Why Naive Bayes works
Case 1. Categorical features and frequencies
Implementation in pure PHP
In this case we look at the simplest Naive Bayes with categorical features. We will explicitly count per-class frequencies, convert them into probabilities, and classify a new user.
Example of use
<?php
// Toy training dataset: each row is a sample with two boolean features and a class label.
$data = [
['class' => 'buyer', 'from_ads' => true, 'has_account' => true],
['class' => 'buyer', 'from_ads' => false, 'has_account' => true],
['class' => 'browser', 'from_ads' => true, 'has_account' => false],
['class' => 'browser', 'from_ads' => true, 'has_account' => false],
];
// Count priors (class frequencies) and conditional feature frequencies per class.
// These counts will be used later to compute P(class) and P(feature=value | class).
$classCounts = [];
$featureCounts = [];
foreach ($data as $row) {
// Count how many samples belong to each class.
$class = $row['class'];
$classCounts[$class] = ($classCounts[$class] ?? 0) + 1;
foreach ($row as $feature => $value) {
if ($feature === 'class') {
continue;
}
// Count how often each feature value occurs within each class.
// Note: in PHP array keys, booleans are cast to 0/1.
$featureCounts[$class][$feature][$value] = ($featureCounts[$class][$feature][$value] ?? 0) + 1;
}
}
Implementation with RubixML
Then we implement the same example using RubixML and see how the same logic is expressed at the library level.
Example of use
<?php
use Rubix\ML\Classifiers\NaiveBayes;
use Rubix\ML\Datasets\Labeled;
// Training samples for RubixML NaiveBayes.

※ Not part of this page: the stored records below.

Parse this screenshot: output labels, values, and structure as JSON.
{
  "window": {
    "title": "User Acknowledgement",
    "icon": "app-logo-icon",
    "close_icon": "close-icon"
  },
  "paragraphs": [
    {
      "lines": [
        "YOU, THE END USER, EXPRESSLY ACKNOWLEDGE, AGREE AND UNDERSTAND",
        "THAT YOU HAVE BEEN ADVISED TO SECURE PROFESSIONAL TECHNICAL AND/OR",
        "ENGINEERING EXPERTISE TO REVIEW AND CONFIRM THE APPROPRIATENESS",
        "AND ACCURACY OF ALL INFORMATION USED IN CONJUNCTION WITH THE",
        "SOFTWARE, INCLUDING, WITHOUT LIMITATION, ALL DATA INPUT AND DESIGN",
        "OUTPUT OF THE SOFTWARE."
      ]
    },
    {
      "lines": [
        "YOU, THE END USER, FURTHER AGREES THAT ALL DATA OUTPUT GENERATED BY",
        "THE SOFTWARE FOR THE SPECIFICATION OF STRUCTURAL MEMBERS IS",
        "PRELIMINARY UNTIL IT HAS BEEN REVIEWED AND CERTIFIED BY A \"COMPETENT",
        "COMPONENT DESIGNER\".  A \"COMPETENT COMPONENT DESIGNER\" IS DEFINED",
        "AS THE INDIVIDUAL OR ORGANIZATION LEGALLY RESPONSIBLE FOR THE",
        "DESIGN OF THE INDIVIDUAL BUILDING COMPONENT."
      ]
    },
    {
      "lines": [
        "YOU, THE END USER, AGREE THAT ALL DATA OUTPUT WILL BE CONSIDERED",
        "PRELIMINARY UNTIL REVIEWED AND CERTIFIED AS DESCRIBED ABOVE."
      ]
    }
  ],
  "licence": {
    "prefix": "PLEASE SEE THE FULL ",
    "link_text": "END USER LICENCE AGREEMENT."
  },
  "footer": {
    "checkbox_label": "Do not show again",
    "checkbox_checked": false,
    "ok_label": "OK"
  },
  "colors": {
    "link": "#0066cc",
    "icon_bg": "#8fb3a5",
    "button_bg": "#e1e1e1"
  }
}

// Important: Rubix\ML\Classifiers\NaiveBayes works with categorical (discrete) features.
$samples = [
['from_ads', 'has_account'],
['organic_search', 'has_account'],
['from_ads', 'no_account'],
['from_ads', 'no_account'],
];
// Class labels for each sample.
$labels = ['buyer', 'buyer', 'browser', 'browser'];
// Build the labeled dataset.
$dataset = new Labeled($samples, $labels);
// Train Naive Bayes model.
$model = new NaiveBayes();
$model->train($dataset);